Battery life is also fantastic. In designing the G2, LG said it used a "stepped" design. In simple speak: it means instead of having "dead space" in the chassis, LG is able to squeeze in more mAh in the same space. The result is a non-removable 3,000mAh battery in a smartphone frame only slightly larger than Samsung's Galaxy S4. In real life usage, the 3,000mAh battery goes a long way — a very long way. We were able to get around 9-9.5 hours on a single charge with normal usage (Web browsing, taking photos, a few rounds of Temple Run, Twitter, Facebook, and email) and nearly 12 hours with usage ratcheted down a bunch.

The Backside Story

Powerful internals aside, the G2 also sports a rethought design that puts the power and volume buttons on the rear of the device, just below the camera. Silly? At first, yes, it sounds ridiculous, until you actually hold it in your hand, and you notice how your index finger gravitates towards the middle — right where the buttons are placed.

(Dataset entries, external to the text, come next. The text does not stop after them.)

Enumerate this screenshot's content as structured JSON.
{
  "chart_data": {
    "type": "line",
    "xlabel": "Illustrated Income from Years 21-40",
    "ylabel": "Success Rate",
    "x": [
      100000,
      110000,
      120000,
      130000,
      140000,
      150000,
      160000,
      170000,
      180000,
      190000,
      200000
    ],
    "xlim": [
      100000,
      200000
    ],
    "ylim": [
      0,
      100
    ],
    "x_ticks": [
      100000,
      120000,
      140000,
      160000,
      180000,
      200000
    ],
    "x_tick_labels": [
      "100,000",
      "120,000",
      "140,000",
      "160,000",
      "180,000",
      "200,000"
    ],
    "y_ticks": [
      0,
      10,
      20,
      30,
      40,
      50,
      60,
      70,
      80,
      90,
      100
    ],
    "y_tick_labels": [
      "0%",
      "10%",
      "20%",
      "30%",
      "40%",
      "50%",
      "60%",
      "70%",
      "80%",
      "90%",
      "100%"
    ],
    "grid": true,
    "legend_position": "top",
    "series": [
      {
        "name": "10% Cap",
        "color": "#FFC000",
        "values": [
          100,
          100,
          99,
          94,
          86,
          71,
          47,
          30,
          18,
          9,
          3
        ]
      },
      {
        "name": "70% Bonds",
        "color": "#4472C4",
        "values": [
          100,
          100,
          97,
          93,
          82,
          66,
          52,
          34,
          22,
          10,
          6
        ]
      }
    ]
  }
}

The idea is that buttons placed on the rear of the device are easier to access on a device of this size, compared to buttons placed on the side. It's difficult to suggest this design is better, since the feel of smartphone is purely subjective, but we think LG gets it right. (It's best to try it out for yourself before you buy, though.) You really can't drop the G2 if you're holding it with your index finger right over the rear buttons.

The volume buttons have another purpose: shortcut buttons. Holding the volume down button will launch the camera. Both volume buttons can then act as camera shutter buttons. Holding the volume up button will also launch LG's QuickMemo note-taking app, although we often accidentally launched this one, or butt-opened it.

One side complaint: why on earth did Verizon gut G2's buttons on its variant and make them smaller? And why is the G2's dual speakers replaced with a single one? It's ridiculous and completely unnecessary. That said, Verizon's G2 does have wireless charging, a feature the GSM models don't.

Finally, A Great Android Camera

With the exception of the Galaxy S4 and HTC One, the cameras on Android smartphones have all kind of sucked. If it's not general slowness, it's poor autofocus, or terrible low-light shooting. Thankfully, the G2's 13-megapixel rear camera is one of the better ones out there.

In our tests, we were able to darn good shots in low-light (especially night shots) from the f/2.4 lens and 9-point autofocus. Although there's bound to be some smart software assisting the camera, the key to the G2's great image quality can probably be attributed to the built-in optical image stabilization, which helps reduce a lot of the blur you often get from smartphone snapshots.

Interestingly enough, LG seems to have copied Samsung's whole two-camera-at-once gimmick, which lets you use both the front and rear camera at the same time. Lame.

HD video recording is also impressive on the G2 and easily bests our iPhone 5. We particularly liked the G2's "audio zoom" feature, which lets you tap on a point while video recording to hone in for better audio recording.

The Verdict

LG's recent smartphones have all been solid hardware contenders. The company's greatest weakness has always been figuring out the software half. (It also has an issue with allowing carriers to preload a boatload of un-installable apps.) And while LG's custom Android 4.2.2 efforts feel stuck in the skeumorphic past that Google and Apple are shedding, we can't fault the device when it comes to overall smoothness. Yes, some of the features such as the "knockon" gesture that lets you tap the screen twice to unlock it and the "Plug and Pop" which launches different apps when it detects headphones or a USB port are gimmicky, but the same can be said for Samsung's oddball "S" and "Smart" gestures.

Whereas LG's previous Android smartphones became noticeably slower over time, the G2 remained a powerhouse day-in and day-out, no doubt thanks to its rather impressive internal specs.

To make a long review short, the G2 is quite a beauty of a smartphone. It's front is almost all display and we like the bold initiative LG is attempting with the rear buttons placement. Even better, if the rumors are true, and the Nexus 5 is based off the G2, we could be in for a real treat (with a nice stock version of Android 4.4 KitKat).